La science n’est donc qu’un jeu de l’esprit comme toutes les autres disciplines, soumise à des règles de logique et de cohérence dont l’application rend compte de résultat concrets. Ces résultats peuvent faire l’objet de réalisations bien réelles, mais en aucun cas elles ne peuvent permettre de dire quoi que ce soit sur une réalité issue d’une conscience humaine, sauf à en produire des simulations. Le comportement scientifique n’est pas pertinent pour distinguer le vrai du faux de l’existence humaine. Par contre il est très utile pour la conception d’outils permettant la délivrance d’une liberté d’approche de l’expérience humaine, par un esprit voulant aborder le contenu d’une conscience humaine.
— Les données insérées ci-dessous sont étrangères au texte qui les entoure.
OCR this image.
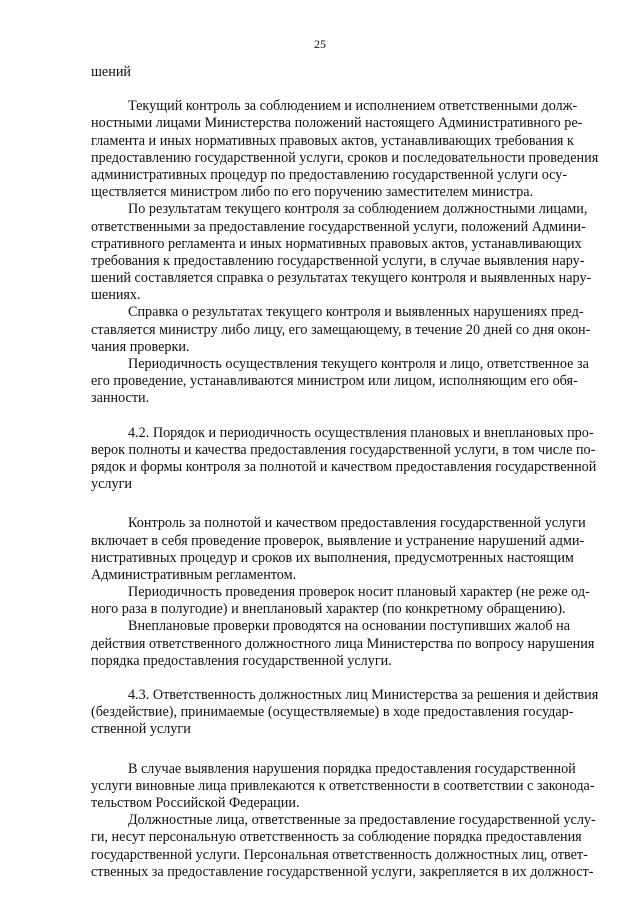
25
шений
Текущий контроль за соблюдением и исполнением ответственными долж-
ностными лицами Министерства положений настоящего Административного ре-
гламента и иных нормативных правовых актов, устанавливающих требования к
предоставлению государственной услуги, сроков и последовательности проведения
административных процедур по предоставлению государственной услуги осу-
ществляется министром либо по его поручению заместителем министра.
По результатам текущего контроля за соблюдением должностными лицами,
ответственными за предоставление государственной услуги, положений Админи-
стративного регламента и иных нормативных правовых актов, устанавливающих
требования к предоставлению государственной услуги, в случае выявления нару-
шений составляется справка о результатах текущего контроля и выявленных нару-
шениях.
Справка о результатах текущего контроля и выявленных нарушениях пред-
ставляется министру либо лицу, его замещающему, в течение 20 дней со дня окон-
чания проверки.
Периодичность осуществления текущего контроля и лицо, ответственное за
его проведение, устанавливаются министром или лицом, исполняющим его обя-
занности.
4.2. Порядок и периодичность осуществления плановых и внеплановых про-
верок полноты и качества предоставления государственной услуги, в том числе по-
рядок и формы контроля за полнотой и качеством предоставления государственной
услуги
Контроль за полнотой и качеством предоставления государственной услуги
включает в себя проведение проверок, выявление и устранение нарушений адми-
нистративных процедур и сроков их выполнения, предусмотренных настоящим
Административным регламентом.
Периодичность проведения проверок носит плановый характер (не реже од-
ного раза в полугодие) и внеплановый характер (по конкретному обращению).
Внеплановые проверки проводятся на основании поступивших жалоб на
действия ответственного должностного лица Министерства по вопросу нарушения
порядка предоставления государственной услуги.
4.3. Ответственность должностных лиц Министерства за решения и действия
(бездействие), принимаемые (осуществляемые) в ходе предоставления государ-
ственной услуги
В случае выявления нарушения порядка предоставления государственной
услуги виновные лица привлекаются к ответственности в соответствии с законода-
тельством Российской Федерации.
Должностные лица, ответственные за предоставление государственной услу-
ги, несут персональную ответственность за соблюдение порядка предоставления
государственной услуги. Персональная ответственность должностных лиц, ответ-
ственных за предоставление государственной услуги, закрепляется в их должност-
Mais alors quid des lois de la Nature à l’ombre desquelles nous concevons et reproduisons ce que nous savons des fonctionnements naturels ? Comme nous l’avons déjà exprimé plus avant, il ne faut pas confondre simulation et réalité. Nous pouvons simuler une réalité, voir des réalités, mais aucune simulation ne pourra nous donner d’indice sur la validité d’une quelconque connaissance sur la réalité elle-même, et c’est ce qui fait l’atout majeur de l’existence d’une conscience.

La conscience humaine est une conscience par devers soi, c’est-à-dire qui utilise l’existence de soi, pour rendre intelligible le principe d’individualisation d’une conscience. C’est par l’expérience de soi qu’un esprit personnel sort d’une inconscience de soi, dont l’histoire existentielle a permis la genèse vivante d’une identité humaine. C’est de la responsabilité de chaque être humain que de se servir de soi pour oser prendre le risque de participer à l’histoire existentielle du monde. Il ressort de cet engagement une conscience individualisée et centrée en un autre que soi qui fait la connaissance à laquelle cette conscience se destine. Ce qui nous rend conscient est bien la possibilité qui nous est offerte par l’inconscience native de notre corps à produire l’esprit, dont les outils font d’un fonctionnement humain l’instrument de nos prises de conscience. Soyons assurés que la science, comme toute pratique relevant d’une intelligence comportementale applicable pour chaque mode vie, en représente des outils souhaitables mais non strictement nécessaire à la conquête consciente, par l’esprit, d’une réalité hors d’atteinte si nous nous cantonnons à l’inconscience de nos comportements.